In the latest move to revive demand, authorities relaxed home buying curbs in Beijing and Shanghai, two of the country’s biggest housing markets. Officials in the two mega cities cut down payment requirements for some home buyers and also changed the definition of so-called non-luxury homes, effectively allowing more residences to qualify for lower mortgages.
Such moves may generate some buying but it is going to be very difficult for this to replace the rush of buying generated by the fear of missing out on higher prices. Chinese buyers were also willing to overlook shoddy construction to get on the property ladder and I am sure there will be more complaints about this. Also as this from The Economist in December shows that the policy of buying before the property is built can go very wrong.
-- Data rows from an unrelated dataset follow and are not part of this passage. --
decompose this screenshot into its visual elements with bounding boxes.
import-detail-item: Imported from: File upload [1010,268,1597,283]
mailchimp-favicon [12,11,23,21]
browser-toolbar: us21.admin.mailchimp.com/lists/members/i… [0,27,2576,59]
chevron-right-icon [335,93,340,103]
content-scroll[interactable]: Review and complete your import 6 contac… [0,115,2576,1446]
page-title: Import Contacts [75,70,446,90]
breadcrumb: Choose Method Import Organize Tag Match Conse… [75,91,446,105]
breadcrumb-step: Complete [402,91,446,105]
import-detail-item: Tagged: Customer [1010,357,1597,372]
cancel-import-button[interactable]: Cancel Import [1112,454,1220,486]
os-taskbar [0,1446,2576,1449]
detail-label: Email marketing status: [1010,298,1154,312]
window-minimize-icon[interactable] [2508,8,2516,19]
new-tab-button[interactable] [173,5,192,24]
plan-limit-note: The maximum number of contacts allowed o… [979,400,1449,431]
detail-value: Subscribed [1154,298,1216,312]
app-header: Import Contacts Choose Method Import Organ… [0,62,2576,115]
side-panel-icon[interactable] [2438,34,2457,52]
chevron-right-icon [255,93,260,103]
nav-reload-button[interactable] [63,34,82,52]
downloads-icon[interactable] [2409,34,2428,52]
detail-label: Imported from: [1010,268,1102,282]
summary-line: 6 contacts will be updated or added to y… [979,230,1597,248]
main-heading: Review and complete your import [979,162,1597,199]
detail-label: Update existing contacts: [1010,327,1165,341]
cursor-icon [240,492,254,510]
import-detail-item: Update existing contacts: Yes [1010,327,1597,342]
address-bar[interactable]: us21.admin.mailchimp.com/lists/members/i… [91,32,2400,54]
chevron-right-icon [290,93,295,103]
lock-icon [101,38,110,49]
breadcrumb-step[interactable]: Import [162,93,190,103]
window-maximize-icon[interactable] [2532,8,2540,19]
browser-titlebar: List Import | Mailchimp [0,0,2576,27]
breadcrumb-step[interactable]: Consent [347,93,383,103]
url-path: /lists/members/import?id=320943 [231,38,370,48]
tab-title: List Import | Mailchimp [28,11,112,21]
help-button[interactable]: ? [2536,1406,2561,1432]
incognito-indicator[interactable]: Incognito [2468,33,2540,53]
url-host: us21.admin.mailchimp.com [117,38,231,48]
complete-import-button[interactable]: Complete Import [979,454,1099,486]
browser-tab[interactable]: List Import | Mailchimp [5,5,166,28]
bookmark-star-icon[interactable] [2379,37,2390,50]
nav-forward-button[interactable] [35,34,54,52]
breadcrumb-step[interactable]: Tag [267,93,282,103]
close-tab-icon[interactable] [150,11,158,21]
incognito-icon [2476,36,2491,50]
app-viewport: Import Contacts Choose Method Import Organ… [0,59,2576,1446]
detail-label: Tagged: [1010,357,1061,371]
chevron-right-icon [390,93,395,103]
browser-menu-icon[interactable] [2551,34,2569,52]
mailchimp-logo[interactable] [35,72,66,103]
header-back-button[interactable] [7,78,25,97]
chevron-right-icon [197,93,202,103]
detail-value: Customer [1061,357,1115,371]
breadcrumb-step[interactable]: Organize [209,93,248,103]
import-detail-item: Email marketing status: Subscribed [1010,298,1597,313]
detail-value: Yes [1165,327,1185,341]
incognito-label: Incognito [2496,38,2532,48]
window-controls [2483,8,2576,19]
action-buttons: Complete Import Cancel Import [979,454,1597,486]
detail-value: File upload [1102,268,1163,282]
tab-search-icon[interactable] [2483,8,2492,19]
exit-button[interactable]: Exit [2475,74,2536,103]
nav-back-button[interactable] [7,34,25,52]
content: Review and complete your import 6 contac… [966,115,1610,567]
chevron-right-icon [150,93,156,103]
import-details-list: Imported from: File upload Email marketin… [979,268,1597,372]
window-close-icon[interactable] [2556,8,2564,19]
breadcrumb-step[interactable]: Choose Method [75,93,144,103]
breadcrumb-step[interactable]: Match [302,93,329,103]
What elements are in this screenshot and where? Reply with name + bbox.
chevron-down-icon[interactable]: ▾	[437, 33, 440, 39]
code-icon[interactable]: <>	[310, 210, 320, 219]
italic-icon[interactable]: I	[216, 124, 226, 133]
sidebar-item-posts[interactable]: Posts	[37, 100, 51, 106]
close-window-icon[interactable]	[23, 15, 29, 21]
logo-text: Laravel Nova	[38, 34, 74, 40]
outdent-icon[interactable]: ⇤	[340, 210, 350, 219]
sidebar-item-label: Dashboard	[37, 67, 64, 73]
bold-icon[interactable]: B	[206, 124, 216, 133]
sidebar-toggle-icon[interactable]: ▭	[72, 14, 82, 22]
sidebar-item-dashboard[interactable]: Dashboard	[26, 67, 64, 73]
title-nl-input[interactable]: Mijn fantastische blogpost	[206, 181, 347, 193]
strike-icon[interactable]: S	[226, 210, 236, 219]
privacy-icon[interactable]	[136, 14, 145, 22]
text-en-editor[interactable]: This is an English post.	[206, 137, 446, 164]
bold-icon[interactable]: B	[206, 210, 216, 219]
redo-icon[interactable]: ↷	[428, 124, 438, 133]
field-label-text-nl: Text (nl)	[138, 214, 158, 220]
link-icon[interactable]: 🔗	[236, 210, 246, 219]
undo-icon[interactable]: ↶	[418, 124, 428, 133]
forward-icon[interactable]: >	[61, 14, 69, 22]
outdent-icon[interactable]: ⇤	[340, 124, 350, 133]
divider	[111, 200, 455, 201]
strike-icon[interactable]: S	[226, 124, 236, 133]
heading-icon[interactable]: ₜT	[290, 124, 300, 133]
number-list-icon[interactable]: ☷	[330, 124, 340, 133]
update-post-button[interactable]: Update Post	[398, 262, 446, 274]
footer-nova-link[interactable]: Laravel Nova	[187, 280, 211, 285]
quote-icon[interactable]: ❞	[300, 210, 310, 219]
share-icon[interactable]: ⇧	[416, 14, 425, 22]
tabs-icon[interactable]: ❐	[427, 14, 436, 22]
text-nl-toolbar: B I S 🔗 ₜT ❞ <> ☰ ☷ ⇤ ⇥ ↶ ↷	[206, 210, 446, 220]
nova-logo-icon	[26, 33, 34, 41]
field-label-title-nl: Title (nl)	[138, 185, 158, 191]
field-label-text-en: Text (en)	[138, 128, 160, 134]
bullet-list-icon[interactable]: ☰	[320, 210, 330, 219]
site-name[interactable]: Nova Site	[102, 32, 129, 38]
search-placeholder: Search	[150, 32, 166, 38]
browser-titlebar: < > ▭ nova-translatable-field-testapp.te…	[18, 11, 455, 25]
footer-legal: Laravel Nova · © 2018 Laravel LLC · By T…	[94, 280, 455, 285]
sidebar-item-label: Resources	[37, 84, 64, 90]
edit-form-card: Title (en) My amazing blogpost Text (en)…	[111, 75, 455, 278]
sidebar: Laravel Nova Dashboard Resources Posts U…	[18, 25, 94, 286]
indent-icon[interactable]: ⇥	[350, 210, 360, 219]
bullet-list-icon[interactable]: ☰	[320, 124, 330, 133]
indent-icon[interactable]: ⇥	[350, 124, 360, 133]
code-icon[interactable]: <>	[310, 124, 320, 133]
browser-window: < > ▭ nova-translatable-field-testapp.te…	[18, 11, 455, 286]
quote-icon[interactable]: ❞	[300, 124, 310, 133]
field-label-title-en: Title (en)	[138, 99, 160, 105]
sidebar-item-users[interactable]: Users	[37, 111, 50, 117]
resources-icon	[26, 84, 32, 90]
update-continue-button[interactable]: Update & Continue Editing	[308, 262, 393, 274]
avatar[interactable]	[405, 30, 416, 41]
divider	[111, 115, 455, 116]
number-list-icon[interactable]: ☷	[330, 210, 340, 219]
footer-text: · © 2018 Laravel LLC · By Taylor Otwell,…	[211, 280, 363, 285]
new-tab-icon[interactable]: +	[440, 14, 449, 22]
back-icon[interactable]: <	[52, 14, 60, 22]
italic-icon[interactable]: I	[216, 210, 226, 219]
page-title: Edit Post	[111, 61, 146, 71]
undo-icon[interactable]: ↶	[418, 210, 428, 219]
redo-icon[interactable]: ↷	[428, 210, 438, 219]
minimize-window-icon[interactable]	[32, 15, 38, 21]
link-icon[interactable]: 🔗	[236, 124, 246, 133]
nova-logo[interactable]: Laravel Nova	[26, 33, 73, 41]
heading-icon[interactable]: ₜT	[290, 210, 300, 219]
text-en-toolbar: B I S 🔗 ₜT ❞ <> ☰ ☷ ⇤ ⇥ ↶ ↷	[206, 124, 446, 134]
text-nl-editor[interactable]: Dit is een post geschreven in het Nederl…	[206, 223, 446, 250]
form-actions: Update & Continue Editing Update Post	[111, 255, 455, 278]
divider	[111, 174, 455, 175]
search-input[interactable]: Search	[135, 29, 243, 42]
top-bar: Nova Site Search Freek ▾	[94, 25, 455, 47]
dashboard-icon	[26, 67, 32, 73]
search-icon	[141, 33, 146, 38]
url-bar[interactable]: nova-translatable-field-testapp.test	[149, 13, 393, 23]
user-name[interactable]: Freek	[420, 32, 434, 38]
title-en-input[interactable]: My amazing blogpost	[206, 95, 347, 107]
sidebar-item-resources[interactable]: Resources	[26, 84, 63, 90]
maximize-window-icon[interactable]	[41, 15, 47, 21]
Gu Lin is one of millions of Chinese people who ploughed their life savings into a property that may never get built…..He made a 70% downpayment on the 20m yuan ($2.8m) flat in March 2020…….But almost two years after the family were meant to get the keys, One Riviera is still a building site.
The next issue in the property crisis is debt. We were reminded of that this morning via this.
Some holders of China Fortune Land Development Co. dollar bonds have received less than a third of the payments due Dec. 31 from a debt restructuring agreement. ( CN Wire)
If you look at the excuse it is at best weak.
The #property developer explained that the company faced difficulties in transferring funds overseas, resulting in incomplete repayment. The company is actively engaging in communication to resolve the issue. ( CN Wire)
I am sure bond holders would rather have the payment rather than communication. As for new borrowing US interest-rates have risen and that is before we get to the premium that Chinese real estate borrowers would face.
Over half of loans in China Property Bond ETF yield over 20% ( @JackFarley96)
Plus the sure thing investments of the past have led to singed fingers.
>One of China’s largest investment firms, Citic Trust, had a clear pitch to investors when it was aiming to raise $1.7 billion to fund property development in 2020: There is no safer Chinese investment than real estate.
The trust, the investment arm of the state-owned financial conglomerate Citic, called housing “China’s economic ballast” and “an indispensable value investment.” ( New York Times)
How has the “value investment” gone?
Three years later, investors who put their money in the Citic fund have recouped only a small fraction of their investment. Three of the fund’s construction projects are on hold or significantly delayed because of financing problems or poor sales. Sunac has defaulted and is trying to restructure its debt. ( New York Times).
We also need to remember that Chinese local government’s took on a lot of debt to help juice the property boom.
Comment
The manufacturing situation and in particular EV cars is one which can give the Chinese economy a tactical boost. But to my mind their is a strategic problem which goes back even before I started writing here. One of the world issues pre credit crunch was the Chinese export surplus. That has persisted and now we see China trying to solve its domestic problem by producing and exporting even more. Will the rest of the world let it? The US situation may get harsher depending on the next President and whilst Europe has been apparently happy to deindustrialise via its energy policy it does claim a future of “green jobs” which must in the end clash with China.
The property crisis is hard to change and let me add in another factor which is real interest-rates. We are told that consumer inflation is -0.5% and the official interest-rate for the sector is 3.45% ( loan prime rate). So the real interest-rate is literally 4% and even if inflation rises we are looking at around 3% which will apply a brake to the property sector. When prices are rising quickly this can be ignored but is a factor when they are static. Will they cut interest-rates or wait for the West to do so first?